Или, в тишине воздуха победы, он мог спросить мать: «Ты знаешь Феофила Лебланка — он развозит по магазинам продовольствие? Хорошо, в прошлую субботу он привозил еду на причудливую протестантскую свадьбу. Он сказал, что это было отвратительно. Они не пели песен, не танцевали, и даже не пили. Они стояли вокруг большого стола и ели бутерброды, сделанные из сухарей. Люди, которые не поют и не танцуют на свадьбе — лишены сердец…»
Однажды, ворвавшись в дом, когда, наконец, я удачно отбил несколько мячей, (хотя почти испортил победу, выдохшись на пробеге вокруг последней «базы»), то обнаружил, что в доме было необычно тихо — дети куда-то ушли, отец был на работе. В гостиной я услышал голоса, собрался войти, но замер на месте — голоса были слишком близко и звучали разборчиво.
— Знаю, знаю, Арманд, — говорила мать. — И я согласна, что она — хорошая девушка: она — очень вежлива, ее глаза — само очарование. Но встречаться с ней за спиной у отца — это одно, а пригласить ее сюда, не предупредив его — это уже совсем другое…

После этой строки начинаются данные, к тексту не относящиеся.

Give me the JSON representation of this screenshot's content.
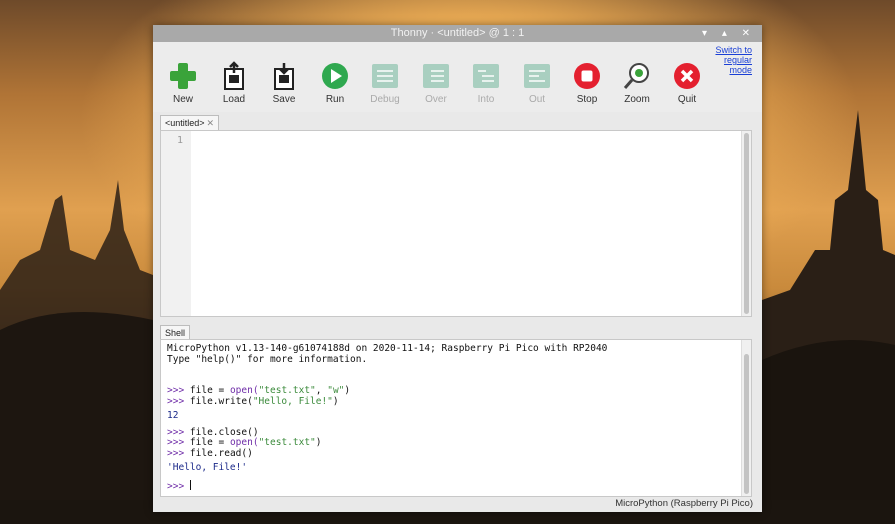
{
  "window": {
    "title": "Thonny  ·  <untitled>  @  1 : 1",
    "controls": "▾ ▴ ✕"
  },
  "toolbar": {
    "buttons": [
      {
        "label": "New",
        "icon": "new-file-icon",
        "enabled": true
      },
      {
        "label": "Load",
        "icon": "load-icon",
        "enabled": true
      },
      {
        "label": "Save",
        "icon": "save-icon",
        "enabled": true
      },
      {
        "label": "Run",
        "icon": "run-icon",
        "enabled": true
      },
      {
        "label": "Debug",
        "icon": "debug-icon",
        "enabled": false
      },
      {
        "label": "Over",
        "icon": "step-over-icon",
        "enabled": false
      },
      {
        "label": "Into",
        "icon": "step-into-icon",
        "enabled": false
      },
      {
        "label": "Out",
        "icon": "step-out-icon",
        "enabled": false
      },
      {
        "label": "Stop",
        "icon": "stop-icon",
        "enabled": true
      },
      {
        "label": "Zoom",
        "icon": "zoom-icon",
        "enabled": true
      },
      {
        "label": "Quit",
        "icon": "quit-icon",
        "enabled": true
      }
    ],
    "switch_mode": {
      "line1": "Switch to",
      "line2": "regular",
      "line3": "mode"
    }
  },
  "editor": {
    "tab_label": "<untitled>",
    "tab_close": "✕",
    "line_numbers": [
      "1"
    ]
  },
  "shell": {
    "tab_label": "Shell",
    "banner": [
      "MicroPython v1.13-140-g61074188d on 2020-11-14; Raspberry Pi Pico with RP2040",
      "Type \"help()\" for more information."
    ],
    "prompt": ">>>",
    "cmd1_pre": "file = ",
    "cmd1_fn": "open(",
    "cmd1_s1": "\"test.txt\"",
    "cmd1_mid": ", ",
    "cmd1_s2": "\"w\"",
    "cmd1_end": ")",
    "cmd2_pre": "file.write(",
    "cmd2_s": "\"Hello, File!\"",
    "cmd2_end": ")",
    "out1": "12",
    "cmd3": "file.close()",
    "cmd4_pre": "file = ",
    "cmd4_fn": "open(",
    "cmd4_s": "\"test.txt\"",
    "cmd4_end": ")",
    "cmd5": "file.read()",
    "out2": "'Hello, File!'"
  },
  "status": {
    "interpreter": "MicroPython (Raspberry Pi Pico)"
  },
  "colors": {
    "accent_green": "#3aa33a",
    "stop_red": "#e4202f",
    "link_blue": "#1a3fd6"
  }
}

— Но ты видишь, Ма, он думает о протестантах, как о каких-нибудь монстрах. Он с ними просто незнаком, и ничего о них не знает. Держу пари, что он ни разу не говорил с кем-нибудь из них более пяти минут. Ты познакомилась с Джессикой и говоришь, что она замечательная девушка. Думаю, что Па изменит свое мнение, если тоже познакомится с ней…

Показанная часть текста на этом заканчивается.